We learn about the different cognitive stages in Child Development, but constant bathroom breaks isn’t mentioned in that course’s textbook. Nope, never received the bathroom memo. That’s why student teaching is such an amazing experience. You get to learn about all of these little tricks of the trade, you get to see it, hear it, and feel it for yourself. Every career should have such a rewarding preview of the next 40 years. Teaching yourself what they don’t teach you. They don’t teach you about those little things in Teacher-Ed. They don’t teach you that you use so much of your patience during the day that by the time you get home at 5:00, your boyfriend better not say anything stupid if he wants to eat dinner 😀

About Me

Hey Ya’ll, as my Southern-born Mama would say 😉 I’m Gwen. New Jersey native and proud. Never have I ever called it “New Joisey.”  Yes, I say “caw-fee,” “dawg,” and “tawk.” Yes, my Mama hates it. Sometimes I still wonder how she ended up all the way over in NJ anyway, but when she came, she was here to stay. After forty years of living here though, occasionally I’ll catch her sounding like a Jersey girl, too 😉 I mention my mom first because she is my true inspiration in life! All throughout my childhood, I knew that I was the product of one too many cocktails at a Bat Mitzvah party.
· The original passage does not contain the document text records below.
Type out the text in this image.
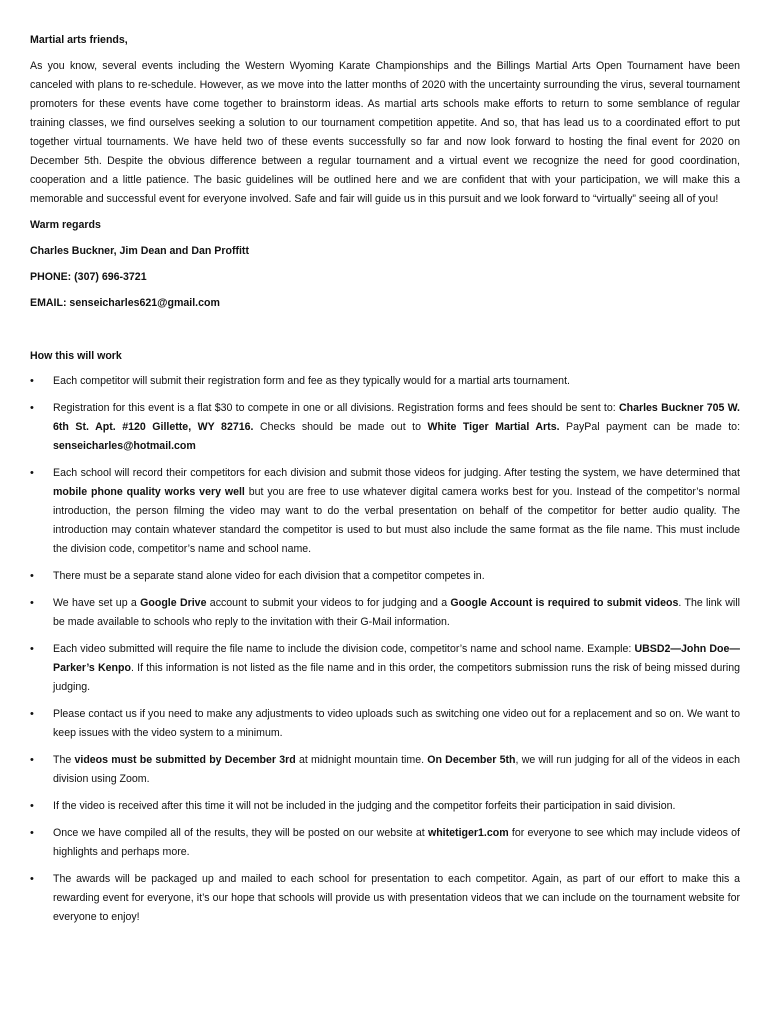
Martial arts friends,

As you know, several events including the Western Wyoming Karate Championships and the Billings Martial Arts Open Tournament have been canceled with plans to re-schedule. However, as we move into the latter months of 2020 with the uncertainty surrounding the virus, several tournament promoters for these events have come together to brainstorm ideas. As martial arts schools make efforts to return to some semblance of regular training classes, we find ourselves seeking a solution to our tournament competition appetite. And so, that has lead us to a coordinated effort to put together virtual tournaments. We have held two of these events successfully so far and now look forward to hosting the final event for 2020 on December 5th. Despite the obvious difference between a regular tournament and a virtual event we recognize the need for good coordination, cooperation and a little patience. The basic guidelines will be outlined here and we are confident that with your participation, we will make this a memorable and successful event for everyone involved. Safe and fair will guide us in this pursuit and we look forward to “virtually” seeing all of you!

Warm regards

Charles Buckner, Jim Dean and Dan Proffitt

PHONE: (307) 696-3721

EMAIL: senseicharles621@gmail.com

How this will work

•
Each competitor will submit their registration form and fee as they typically would for a martial arts tournament.
•
Registration for this event is a flat $30 to compete in one or all divisions. Registration forms and fees should be sent to: Charles Buckner 705 W. 6th St. Apt. #120 Gillette, WY 82716. Checks should be made out to White Tiger Martial Arts. PayPal payment can be made to: senseicharles@hotmail.com
•
Each school will record their competitors for each division and submit those videos for judging. After testing the system, we have determined that mobile phone quality works very well but you are free to use whatever digital camera works best for you. Instead of the competitor’s normal introduction, the person filming the video may want to do the verbal presentation on behalf of the competitor for better audio quality. The introduction may contain whatever standard the competitor is used to but must also include the same format as the file name. This must include the division code, competitor’s name and school name.
•
There must be a separate stand alone video for each division that a competitor competes in.
•
We have set up a Google Drive account to submit your videos to for judging and a Google Account is required to submit videos. The link will be made available to schools who reply to the invitation with their G-Mail information.
•
Each video submitted will require the file name to include the division code, competitor’s name and school name. Example: UBSD2—John Doe—Parker’s Kenpo. If this information is not listed as the file name and in this order, the competitors submission runs the risk of being missed during judging.
•
Please contact us if you need to make any adjustments to video uploads such as switching one video out for a replacement and so on. We want to keep issues with the video system to a minimum.
•
The videos must be submitted by December 3rd at midnight mountain time. On December 5th, we will run judging for all of the videos in each division using Zoom.
•
If the video is received after this time it will not be included in the judging and the competitor forfeits their participation in said division.
•
Once we have compiled all of the results, they will be posted on our website at whitetiger1.com for everyone to see which may include videos of highlights and perhaps more.
•
The awards will be packaged up and mailed to each school for presentation to each competitor. Again, as part of our effort to make this a rewarding event for everyone, it’s our hope that schools will provide us with presentation videos that we can include on the tournament website for everyone to enjoy!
My mom always had such a sweet way of saying I was a Big Old Oopsie Daisy, though. She called me her “miracle,” told me about Divine Purpose, Providence, Trust in God, and said since I was a little girl, that I was sent here on a mission.
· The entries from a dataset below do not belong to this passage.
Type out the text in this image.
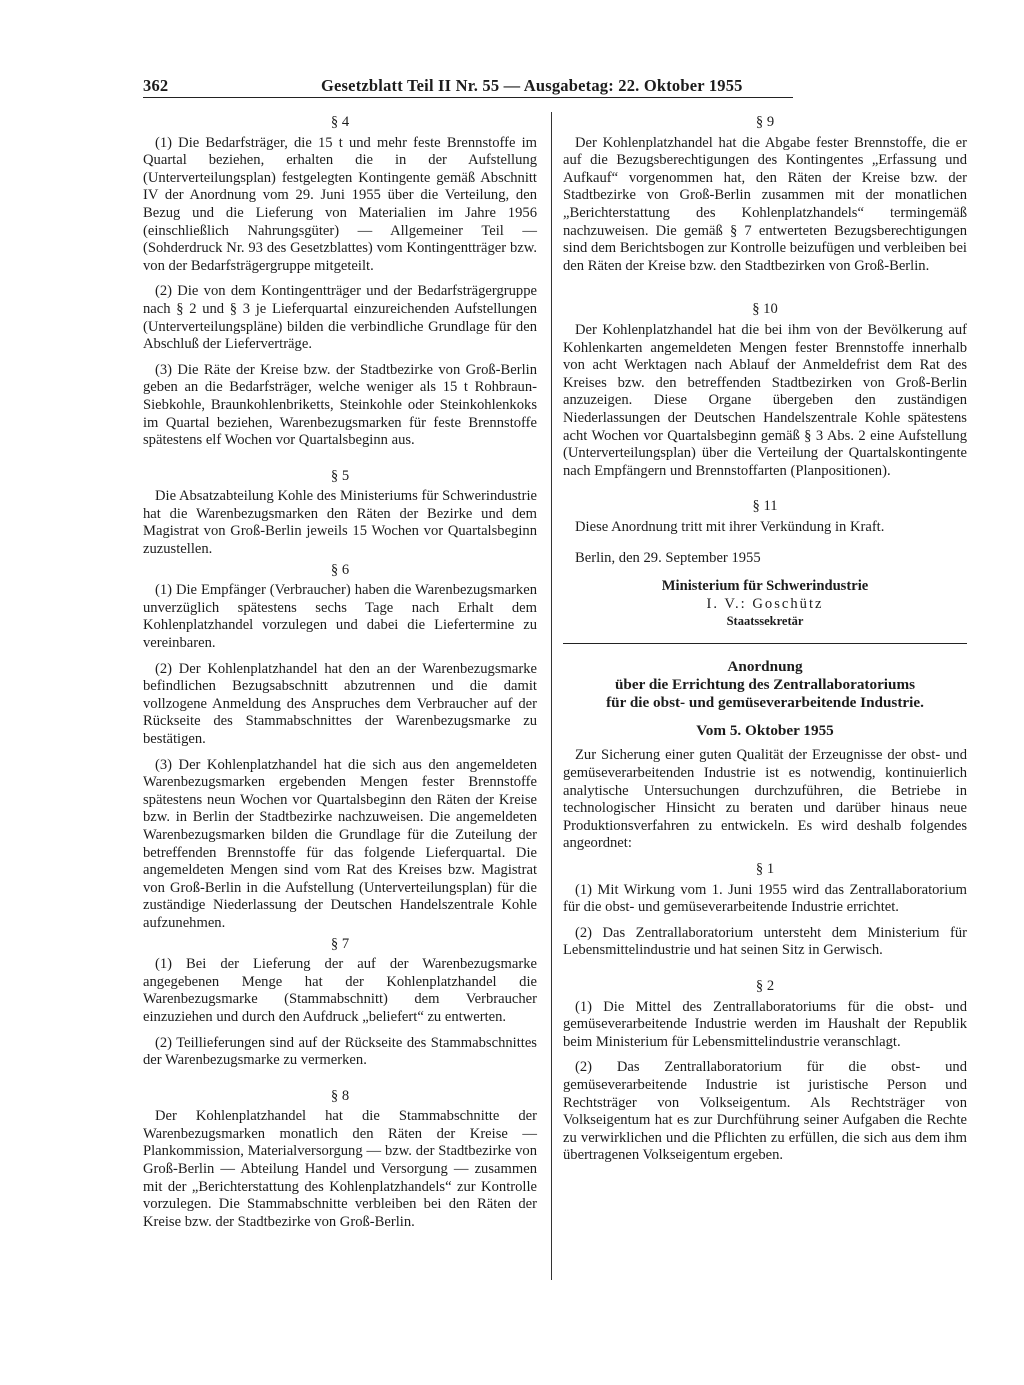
362	Gesetzblatt Teil II Nr. 55 — Ausgabetag: 22. Oktober 1955
§ 4
(1) Die Bedarfsträger, die 15 t und mehr feste Brennstoffe im Quartal beziehen, erhalten die in der Aufstellung (Unterverteilungsplan) festgelegten Kontingente gemäß Abschnitt IV der Anordnung vom 29. Juni 1955 über die Verteilung, den Bezug und die Lieferung von Materialien im Jahre 1956 (einschließlich Nahrungsgüter) — Allgemeiner Teil — (Sohderdruck Nr. 93 des Gesetzblattes) vom Kontingentträger bzw. von der Bedarfsträgergruppe mitgeteilt.
(2) Die von dem Kontingentträger und der Bedarfsträgergruppe nach § 2 und § 3 je Lieferquartal einzureichenden Aufstellungen (Unterverteilungspläne) bilden die verbindliche Grundlage für den Abschluß der Lieferverträge.
(3) Die Räte der Kreise bzw. der Stadtbezirke von Groß-Berlin geben an die Bedarfsträger, welche weniger als 15 t Rohbraun-Siebkohle, Braunkohlenbriketts, Steinkohle oder Steinkohlenkoks im Quartal beziehen, Warenbezugsmarken für feste Brennstoffe spätestens elf Wochen vor Quartalsbeginn aus.
§ 5
Die Absatzabteilung Kohle des Ministeriums für Schwerindustrie hat die Warenbezugsmarken den Räten der Bezirke und dem Magistrat von Groß-Berlin jeweils 15 Wochen vor Quartalsbeginn zuzustellen.
§ 6
(1) Die Empfänger (Verbraucher) haben die Warenbezugsmarken unverzüglich spätestens sechs Tage nach Erhalt dem Kohlenplatzhandel vorzulegen und dabei die Liefertermine zu vereinbaren.
(2) Der Kohlenplatzhandel hat den an der Warenbezugsmarke befindlichen Bezugsabschnitt abzutrennen und die damit vollzogene Anmeldung des Anspruches dem Verbraucher auf der Rückseite des Stammabschnittes der Warenbezugsmarke zu bestätigen.
(3) Der Kohlenplatzhandel hat die sich aus den angemeldeten Warenbezugsmarken ergebenden Mengen fester Brennstoffe spätestens neun Wochen vor Quartalsbeginn den Räten der Kreise bzw. in Berlin der Stadtbezirke nachzuweisen. Die angemeldeten Warenbezugsmarken bilden die Grundlage für die Zuteilung der betreffenden Brennstoffe für das folgende Lieferquartal. Die angemeldeten Mengen sind vom Rat des Kreises bzw. Magistrat von Groß-Berlin in die Aufstellung (Unterverteilungsplan) für die zuständige Niederlassung der Deutschen Handelszentrale Kohle aufzunehmen.
§ 7
(1) Bei der Lieferung der auf der Warenbezugsmarke angegebenen Menge hat der Kohlenplatzhandel die Warenbezugsmarke (Stammabschnitt) dem Verbraucher einzuziehen und durch den Aufdruck „beliefert“ zu entwerten.
(2) Teillieferungen sind auf der Rückseite des Stammabschnittes der Warenbezugsmarke zu vermerken.
§ 8
Der Kohlenplatzhandel hat die Stammabschnitte der Warenbezugsmarken monatlich den Räten der Kreise — Plankommission, Materialversorgung — bzw. der Stadtbezirke von Groß-Berlin — Abteilung Handel und Versorgung — zusammen mit der „Berichterstattung des Kohlenplatzhandels“ zur Kontrolle vorzulegen. Die Stammabschnitte verbleiben bei den Räten der Kreise bzw. der Stadtbezirke von Groß-Berlin.
§ 9
Der Kohlenplatzhandel hat die Abgabe fester Brennstoffe, die er auf die Bezugsberechtigungen des Kontingentes „Erfassung und Aufkauf“ vorgenommen hat, den Räten der Kreise bzw. der Stadtbezirke von Groß-Berlin zusammen mit der monatlichen „Berichterstattung des Kohlenplatzhandels“ termingemäß nachzuweisen. Die gemäß § 7 entwerteten Bezugsberechtigungen sind dem Berichtsbogen zur Kontrolle beizufügen und verbleiben bei den Räten der Kreise bzw. den Stadtbezirken von Groß-Berlin.
§ 10
Der Kohlenplatzhandel hat die bei ihm von der Bevölkerung auf Kohlenkarten angemeldeten Mengen fester Brennstoffe innerhalb von acht Werktagen nach Ablauf der Anmeldefrist dem Rat des Kreises bzw. den betreffenden Stadtbezirken von Groß-Berlin anzuzeigen. Diese Organe übergeben den zuständigen Niederlassungen der Deutschen Handelszentrale Kohle spätestens acht Wochen vor Quartalsbeginn gemäß § 3 Abs. 2 eine Aufstellung (Unterverteilungsplan) über die Verteilung der Quartalskontingente nach Empfängern und Brennstoffarten (Planpositionen).
§ 11
Diese Anordnung tritt mit ihrer Verkündung in Kraft.
Berlin, den 29. September 1955
Ministerium für Schwerindustrie
I. V.: Goschütz
Staatssekretär
Anordnung
über die Errichtung des Zentrallaboratoriums
für die obst- und gemüseverarbeitende Industrie.
Vom 5. Oktober 1955
Zur Sicherung einer guten Qualität der Erzeugnisse der obst- und gemüseverarbeitenden Industrie ist es notwendig, kontinuierlich analytische Untersuchungen durchzuführen, die Betriebe in technologischer Hinsicht zu beraten und darüber hinaus neue Produktionsverfahren zu entwickeln. Es wird deshalb folgendes angeordnet:
§ 1
(1) Mit Wirkung vom 1. Juni 1955 wird das Zentrallaboratorium für die obst- und gemüseverarbeitende Industrie errichtet.
(2) Das Zentrallaboratorium untersteht dem Ministerium für Lebensmittelindustrie und hat seinen Sitz in Gerwisch.
§ 2
(1) Die Mittel des Zentrallaboratoriums für die obst- und gemüseverarbeitende Industrie werden im Haushalt der Republik beim Ministerium für Lebensmittelindustrie veranschlagt.
(2) Das Zentrallaboratorium für die obst- und gemüseverarbeitende Industrie ist juristische Person und Rechtsträger von Volkseigentum. Als Rechtsträger von Volkseigentum hat es zur Durchführung seiner Aufgaben die Rechte zu verwirklichen und die Pflichten zu erfüllen, die sich aus dem ihm übertragenen Volkseigentum ergeben.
If you’ve ever met my mom and my dad, you would say all four of us are miracles. The thought of them ever together is mind-blowing and baffling, but somehow, it happened. Anyway, after being brainwashed into believing that I was “The Chosen One,” I spent years trying to figure out how I would handle this huge responsibility. I knew I never wanted to be around sick people, so becoming a doctor was off the list. I hated math and science, so that eliminated saving the world, the planet, or protecting the O-Zone layer. Bearing my mission in mind, my mom suggested that I become a teacher because of how much I loved kids! “But teachers don’t make a lot of money, Mom!” I whined. “Hey, I said you were supposed to carry out a mission, I never said you were supposed to be a millionaire,” she told me.

And that was that. I decided to get a Master’s in Instructional Design and Technology at a school where I could simultaneously earn a Teacher’s Certification. I’m in the process of completing my student teaching experience and am loving it. Each day I run into new students, experiences, and situations that astonish and challenge me. “This is it,” I said to myself on the first day, so I have decided to document my experiences as I carry out my mission in life.